When he took up the post in 2000, he had the task of starting the organisation from scratch. Like many observers, he was perplexed by the complex way in which cash was distributed by the Further Education Funding Council, which the LSC was to replace. The decision by ministers to have 47 local LSCs was, in his view, "not a bad shot".
He believes the formula is working. The organisation has been entrusted with an unprecedented amount of money and he feels the Department for Education and Skills will be rewarded for its trust, as long as its expectations are realistic.
"We are not going to achieve all of our targets but we have made progress on most of them, and we are moving in the right direction. Level 2 is the most obstinate and needs working on."
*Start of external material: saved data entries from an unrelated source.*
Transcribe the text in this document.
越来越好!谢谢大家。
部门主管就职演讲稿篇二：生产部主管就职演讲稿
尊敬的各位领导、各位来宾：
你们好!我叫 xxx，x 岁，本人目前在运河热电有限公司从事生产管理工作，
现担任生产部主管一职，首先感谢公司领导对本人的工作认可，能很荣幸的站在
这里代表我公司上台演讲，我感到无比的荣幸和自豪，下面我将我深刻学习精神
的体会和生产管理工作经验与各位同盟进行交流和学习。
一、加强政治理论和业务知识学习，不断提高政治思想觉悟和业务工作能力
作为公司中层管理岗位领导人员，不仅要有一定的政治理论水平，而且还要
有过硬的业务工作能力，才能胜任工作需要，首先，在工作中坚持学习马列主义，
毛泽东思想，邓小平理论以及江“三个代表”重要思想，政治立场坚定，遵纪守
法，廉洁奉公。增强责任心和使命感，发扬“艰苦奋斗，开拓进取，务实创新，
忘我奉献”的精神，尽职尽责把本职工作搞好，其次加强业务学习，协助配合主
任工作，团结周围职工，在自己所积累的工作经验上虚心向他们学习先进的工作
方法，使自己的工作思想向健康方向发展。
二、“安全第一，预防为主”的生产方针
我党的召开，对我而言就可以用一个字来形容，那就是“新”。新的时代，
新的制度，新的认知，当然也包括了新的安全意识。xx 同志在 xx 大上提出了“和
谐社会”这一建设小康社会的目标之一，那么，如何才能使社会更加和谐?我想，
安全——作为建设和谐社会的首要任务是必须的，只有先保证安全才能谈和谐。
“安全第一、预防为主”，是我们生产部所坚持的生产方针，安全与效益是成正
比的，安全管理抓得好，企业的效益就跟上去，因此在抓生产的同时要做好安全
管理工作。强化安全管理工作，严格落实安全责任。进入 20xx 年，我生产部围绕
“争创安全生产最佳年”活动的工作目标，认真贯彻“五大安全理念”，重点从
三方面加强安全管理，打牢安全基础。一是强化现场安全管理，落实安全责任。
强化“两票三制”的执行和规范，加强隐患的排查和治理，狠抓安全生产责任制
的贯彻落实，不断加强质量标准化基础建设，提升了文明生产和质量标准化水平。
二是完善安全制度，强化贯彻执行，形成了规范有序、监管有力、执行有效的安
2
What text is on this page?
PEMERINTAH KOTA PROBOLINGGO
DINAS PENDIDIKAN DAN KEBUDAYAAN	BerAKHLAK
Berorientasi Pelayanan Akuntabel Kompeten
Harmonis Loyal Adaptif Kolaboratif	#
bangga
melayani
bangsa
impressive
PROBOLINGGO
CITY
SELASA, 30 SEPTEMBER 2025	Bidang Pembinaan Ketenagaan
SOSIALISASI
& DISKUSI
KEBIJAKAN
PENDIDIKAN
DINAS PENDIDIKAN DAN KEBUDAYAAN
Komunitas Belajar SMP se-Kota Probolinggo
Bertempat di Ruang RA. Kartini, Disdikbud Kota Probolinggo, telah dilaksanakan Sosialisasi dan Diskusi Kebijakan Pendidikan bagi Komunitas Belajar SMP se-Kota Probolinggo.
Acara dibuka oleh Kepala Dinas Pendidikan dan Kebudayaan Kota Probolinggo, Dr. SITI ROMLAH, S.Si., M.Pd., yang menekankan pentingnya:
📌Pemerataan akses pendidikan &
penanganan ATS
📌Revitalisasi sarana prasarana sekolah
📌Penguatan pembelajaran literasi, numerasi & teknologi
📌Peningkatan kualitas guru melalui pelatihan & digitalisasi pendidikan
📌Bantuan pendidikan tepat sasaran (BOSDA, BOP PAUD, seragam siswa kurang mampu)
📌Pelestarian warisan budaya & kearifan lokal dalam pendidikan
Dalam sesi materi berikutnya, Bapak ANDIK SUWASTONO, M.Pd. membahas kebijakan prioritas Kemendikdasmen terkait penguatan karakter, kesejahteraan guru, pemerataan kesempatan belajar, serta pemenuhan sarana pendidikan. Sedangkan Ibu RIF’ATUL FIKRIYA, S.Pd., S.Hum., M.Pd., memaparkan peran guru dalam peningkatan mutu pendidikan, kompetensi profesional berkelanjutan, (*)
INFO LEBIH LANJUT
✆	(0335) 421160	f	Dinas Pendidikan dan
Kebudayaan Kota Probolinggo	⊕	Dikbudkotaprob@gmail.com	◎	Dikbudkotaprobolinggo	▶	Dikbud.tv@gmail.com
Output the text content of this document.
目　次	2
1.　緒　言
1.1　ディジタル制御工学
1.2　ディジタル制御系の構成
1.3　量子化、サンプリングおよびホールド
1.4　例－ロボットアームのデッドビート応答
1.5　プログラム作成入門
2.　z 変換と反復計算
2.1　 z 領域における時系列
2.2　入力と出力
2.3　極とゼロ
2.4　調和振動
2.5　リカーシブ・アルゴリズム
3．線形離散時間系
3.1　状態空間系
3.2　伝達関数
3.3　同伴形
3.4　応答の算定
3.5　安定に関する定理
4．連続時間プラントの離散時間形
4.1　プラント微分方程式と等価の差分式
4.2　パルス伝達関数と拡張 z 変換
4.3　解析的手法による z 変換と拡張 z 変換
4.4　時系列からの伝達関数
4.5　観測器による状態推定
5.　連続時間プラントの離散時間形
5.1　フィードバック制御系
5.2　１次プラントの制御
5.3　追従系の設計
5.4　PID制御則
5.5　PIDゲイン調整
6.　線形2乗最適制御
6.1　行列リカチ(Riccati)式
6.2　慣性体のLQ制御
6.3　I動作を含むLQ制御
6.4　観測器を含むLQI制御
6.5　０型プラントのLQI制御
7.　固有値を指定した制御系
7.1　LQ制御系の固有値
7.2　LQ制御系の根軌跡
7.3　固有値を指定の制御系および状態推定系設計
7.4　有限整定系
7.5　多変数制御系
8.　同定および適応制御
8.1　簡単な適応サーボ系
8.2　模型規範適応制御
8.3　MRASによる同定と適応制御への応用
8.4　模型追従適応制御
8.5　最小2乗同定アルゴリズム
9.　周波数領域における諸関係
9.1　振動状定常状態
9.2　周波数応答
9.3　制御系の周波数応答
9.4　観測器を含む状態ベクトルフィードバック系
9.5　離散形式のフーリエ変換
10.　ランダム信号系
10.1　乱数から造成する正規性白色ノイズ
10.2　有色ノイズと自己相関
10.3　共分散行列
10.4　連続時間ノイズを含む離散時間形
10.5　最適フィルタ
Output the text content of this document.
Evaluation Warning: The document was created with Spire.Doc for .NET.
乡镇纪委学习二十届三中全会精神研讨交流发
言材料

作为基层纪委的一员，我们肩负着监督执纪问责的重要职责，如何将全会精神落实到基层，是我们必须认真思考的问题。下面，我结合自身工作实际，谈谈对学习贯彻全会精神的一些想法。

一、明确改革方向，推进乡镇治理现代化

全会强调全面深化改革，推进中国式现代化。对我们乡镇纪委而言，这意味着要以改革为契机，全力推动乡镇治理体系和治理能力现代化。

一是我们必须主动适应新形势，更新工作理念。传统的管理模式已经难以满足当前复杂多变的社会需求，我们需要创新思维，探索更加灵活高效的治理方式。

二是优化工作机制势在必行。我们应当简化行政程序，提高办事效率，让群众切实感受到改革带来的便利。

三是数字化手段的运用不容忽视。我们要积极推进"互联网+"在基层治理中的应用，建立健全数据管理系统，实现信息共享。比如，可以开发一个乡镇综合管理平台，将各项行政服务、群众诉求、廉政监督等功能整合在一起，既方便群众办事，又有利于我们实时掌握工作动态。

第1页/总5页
Despite the LSC's size, and its responsibility for vocational training, it remains relatively obscure to the public - and even to the businesses it serves. Mr Sanderson is relaxed about this.
"Probably not a lot of them know about us," he says. "But I am not concerned about that. At the outset I felt we have to decide whether we are going to be a Shell or a Unilever."
He believes the media's appetite for a balls-up and the politicians' desire to appear infallible is a straitjacket for public services.
He says: "We have got very risk-aware. So action is taken to protect the public at the best end, and politicians at the worst end. Mostly the former. There has to be more risk-taking.
"The key is to get the local LSCs to deliver. And we are getting confident enough to tackle the issues."
Looking back, he believes he has finished the job he was hired for - to act as midwife at the birth of the LSC.
"I think I got it going and held it together through a difficult start-up," he says. "It is not another public-sector disaster area like the Dome or anything to do with transport or defence."
You would expect Mr Sanderson to believe the public sector can learn from business, and he feels the voice of small firms particularly need to be heard more. But like many of its public-sector critics, he agrees the LSC doesn't need to hear from so many business people on local LSC boards.
He says: "The law says 40 per cent have to be business people and we have got about that. It is a high proportion.
"Education is so complex. Maybe you could have more sixth-form college and FE college people. But I would certainly not put business representation as high as 40 per cent."